In the offseason, though, he needed a hobby — a respite from the stressful grind of pro football. One day, Westbrook, a longtime animal enthusiast, took a trail ride with a horse and found the peace he was seeking.
"And at that point I made the terrible decision to buy a horse farm," Westbrook said with a smile. "Because I thought it was a good business. And it's not a great business. It's fun. It's enjoyable. Of course you're not going to make a lot of money doing it, but you're doing it out of love, and I love doing it. And I love the horses."
Westbrook spoke at the National Athletic Trainers' Association downtown Thursday, recalling his experiences with injuries in football and addressing ways to protect young athletes from the same setbacks. He took some time to talk afterward about his hobby, which serves as a contrast to his taxing nine-year NFL career.

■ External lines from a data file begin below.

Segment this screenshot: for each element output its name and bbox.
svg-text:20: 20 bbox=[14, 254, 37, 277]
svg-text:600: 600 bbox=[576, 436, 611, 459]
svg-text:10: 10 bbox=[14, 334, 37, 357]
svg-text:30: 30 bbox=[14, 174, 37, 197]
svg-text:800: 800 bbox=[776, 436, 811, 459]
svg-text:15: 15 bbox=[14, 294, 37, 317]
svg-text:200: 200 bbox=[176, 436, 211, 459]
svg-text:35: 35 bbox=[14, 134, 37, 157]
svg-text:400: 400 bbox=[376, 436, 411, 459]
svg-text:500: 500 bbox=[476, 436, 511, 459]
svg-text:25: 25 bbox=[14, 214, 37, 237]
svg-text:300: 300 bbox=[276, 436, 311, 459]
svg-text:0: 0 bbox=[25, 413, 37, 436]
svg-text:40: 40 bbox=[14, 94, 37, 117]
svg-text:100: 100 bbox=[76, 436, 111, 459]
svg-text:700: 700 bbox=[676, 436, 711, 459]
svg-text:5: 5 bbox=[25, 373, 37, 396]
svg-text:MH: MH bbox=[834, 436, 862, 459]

The Fort Washington native retired in 2010 with 6,335 career rushing yards on 1,385 carries. He is a Hall of Fame nominee this year. Now 36, he still owns Westbrook Horse Farm in Upper Marlboro and sees it as a change of pace. He has always owned pets, so his venture is a good way to spend life after football.

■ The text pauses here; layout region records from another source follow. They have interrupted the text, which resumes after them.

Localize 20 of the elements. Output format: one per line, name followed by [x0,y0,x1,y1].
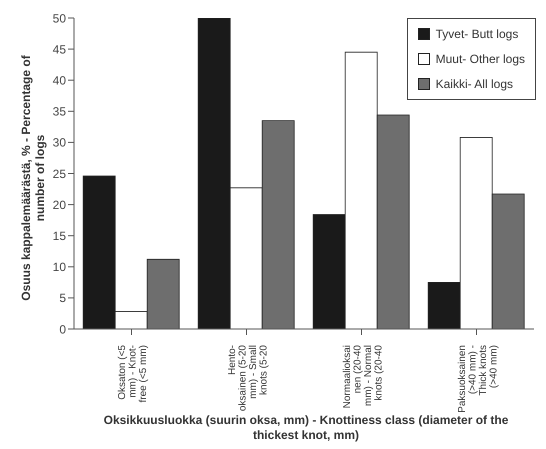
y-tick-label: 35 [52,104,66,119]
y-tick-label: 40 [52,73,66,88]
y-tick-label: 0 [59,322,66,336]
y-tick-label: 30 [52,136,66,150]
x-tick-label: Oksaton (<5 mm) - Knot- free (<5 mm) [117,344,149,403]
y-tick-label: 50 [52,11,66,26]
x-tick-label: Normaalioksai nen (20-40 mm) - Normal knots (20-40 [342,344,384,408]
y-tick-label: 45 [52,42,66,56]
y-tick-label: 20 [52,198,66,212]
legend-label: Muut- Other logs [436,52,525,66]
x-tick-label: Paksuoksainen (>40 mm) - Thick knots (>40 mm) [456,345,500,413]
x-axis-title: Oksikkuusluokka (suurin oksa, mm) - Knottiness class (diameter of the thickest knot, mm) [102,413,510,443]
y-tick-label: 10 [52,260,66,274]
y-axis-title: Osuus kappalemäärästä, % - Percentage of number of logs [19,55,47,301]
y-tick-label: 5 [59,291,66,306]
x-tick-label: Hento- oksainen (5-20 mm) - Small knots (5-20 [226,344,270,412]
y-tick-label: 15 [52,228,66,243]
legend-label: Tyvet- Butt logs [436,27,518,41]
y-tick-label: 25 [52,166,66,181]
legend-label: Kaikki- All logs [436,77,513,91]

Westbrook knew he had a lot to learn, though. Even during the offseason when he was still playing, he traveled to the farm every day for five months before he bought it. He cleaned the stalls, fed the horses and cut the grass, so that he knew what he was getting into with his purchase.
Since he bought it in 2006, he has expanded it from 25 acres to 50 and hopes to add more.
"I've had managers run it and things like that, but it's my overall vision and direction that I wanted to go in," Westbrook said. "We've done a good job of transforming a farm that needed a little attention, needed some work, into something that I think we're all very proud of."
The farm holds pleasure horses that owners can leave in the stables and come to ride when they wish. Westbrook's team provides full-service boarding, including feeding, stabling and exercise on nearby trails. Unlike some facilities in Maryland, Westbrook doesn't have race horses, instead opting for a more leisurely hobby.
Still, Westbrook admits that if he could go back in time, he would only own horses, rather than buying a farm. That would appeal to his love of animals without taking on the costs of maintaining the facility.
"But I love it," he said. "I absolutely love it. Now that we own it, I love it, love doing it, love riding the horses, love being around the animals. But if you're solely looking at it as a business, save your money."
Owning race horses can be even less profitable, depending on the horse, with the only big payouts going to the winners of the Kentucky Derby, Preakness or Belmont Stakes.
That's the cautionary tale Westbrook issues — but, he adds, "you do it because you love it."